Oferecido ao Esporte Clube Vitória, o atacante Esli García segue com futuro incerto no Paysandu, onde se destacou em 2024 com 14 gols em 45 partidas. O empresário que cuida da carreira do atleta no Brasil, Alexandre Pássaro, revelou que o clube paraense ainda tem pendências com o venezuelano referente salários, 13º, direitos de imagens e FGTS.
“O que podemos dizer é que nós nem iniciamos a negociação pela permanência do Esli. Estamos acompanhando as declarações que o clube tem dado, mas a verdade é que não há negociação para a permanência. Isso porque o Paysandu não pagou nem os salários e nem as imagens do Esli dos meses de outubro e novembro, além de estarem devendo 13o, FGTS e tudo mais”, disse em entrevista ao ge.globo.

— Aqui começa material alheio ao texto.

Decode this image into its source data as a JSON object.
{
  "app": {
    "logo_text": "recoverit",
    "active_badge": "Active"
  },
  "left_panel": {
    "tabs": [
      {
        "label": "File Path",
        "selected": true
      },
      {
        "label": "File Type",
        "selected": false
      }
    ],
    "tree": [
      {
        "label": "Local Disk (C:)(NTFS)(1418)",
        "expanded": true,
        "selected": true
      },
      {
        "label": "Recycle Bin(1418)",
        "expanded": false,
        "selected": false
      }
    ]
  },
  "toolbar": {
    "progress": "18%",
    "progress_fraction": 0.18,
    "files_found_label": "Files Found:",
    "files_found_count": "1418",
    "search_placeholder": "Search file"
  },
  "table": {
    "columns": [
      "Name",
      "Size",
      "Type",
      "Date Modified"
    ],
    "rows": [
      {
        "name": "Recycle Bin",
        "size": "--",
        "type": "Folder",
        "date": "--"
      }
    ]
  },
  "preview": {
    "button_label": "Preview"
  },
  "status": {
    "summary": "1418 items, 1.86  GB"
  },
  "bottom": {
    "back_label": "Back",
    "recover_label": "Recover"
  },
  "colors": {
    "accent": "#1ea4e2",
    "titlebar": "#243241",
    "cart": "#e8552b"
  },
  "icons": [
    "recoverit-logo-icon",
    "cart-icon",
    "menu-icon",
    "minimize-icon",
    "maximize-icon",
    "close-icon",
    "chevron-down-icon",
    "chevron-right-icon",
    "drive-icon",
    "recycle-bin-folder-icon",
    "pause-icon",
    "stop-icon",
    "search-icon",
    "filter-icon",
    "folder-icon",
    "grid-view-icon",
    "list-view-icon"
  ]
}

“Desde o dia 25 de novembro temos buscado uma solução, proposta, pagamento, qualquer coisa, mas não houve nada. Por várias vezes prometeram os pagamentos e não cumpriram. Como vamos negociar o futuro se nem o passado estão fazendo questão de cumprir? Hoje, a impressão que temos, é que o Paysandu não tem interesse na permanência do Esli, embora publicamente contem outra história”, completa Alexandre.
O empresário afirmou que uma renovação por mais três temporadas está acertada, porém, acabou não acontecendo por conta dessas pendências.
“Tenho boa relação com o Roger, falo direto com ele e realmente acho que será um bom Presidente pro Paysandu. Mas além de tudo isso agora, que pra gente é bem desrespeitoso com um atleta que ajudou tanto e não está nem entre o top 10 de melhores salários do elenco, nos vem à lembrança o que aconteceu em julho, quando fechamos todos os detalhes da renovação, fizemos todas as minutas de contrato, mas desapareceram na hora de assinar o que foi combinado. Então, por isso, a gente fica muito preocupado com o futuro do Esli, olhando as vezes que já descumpriram com ele no passado”.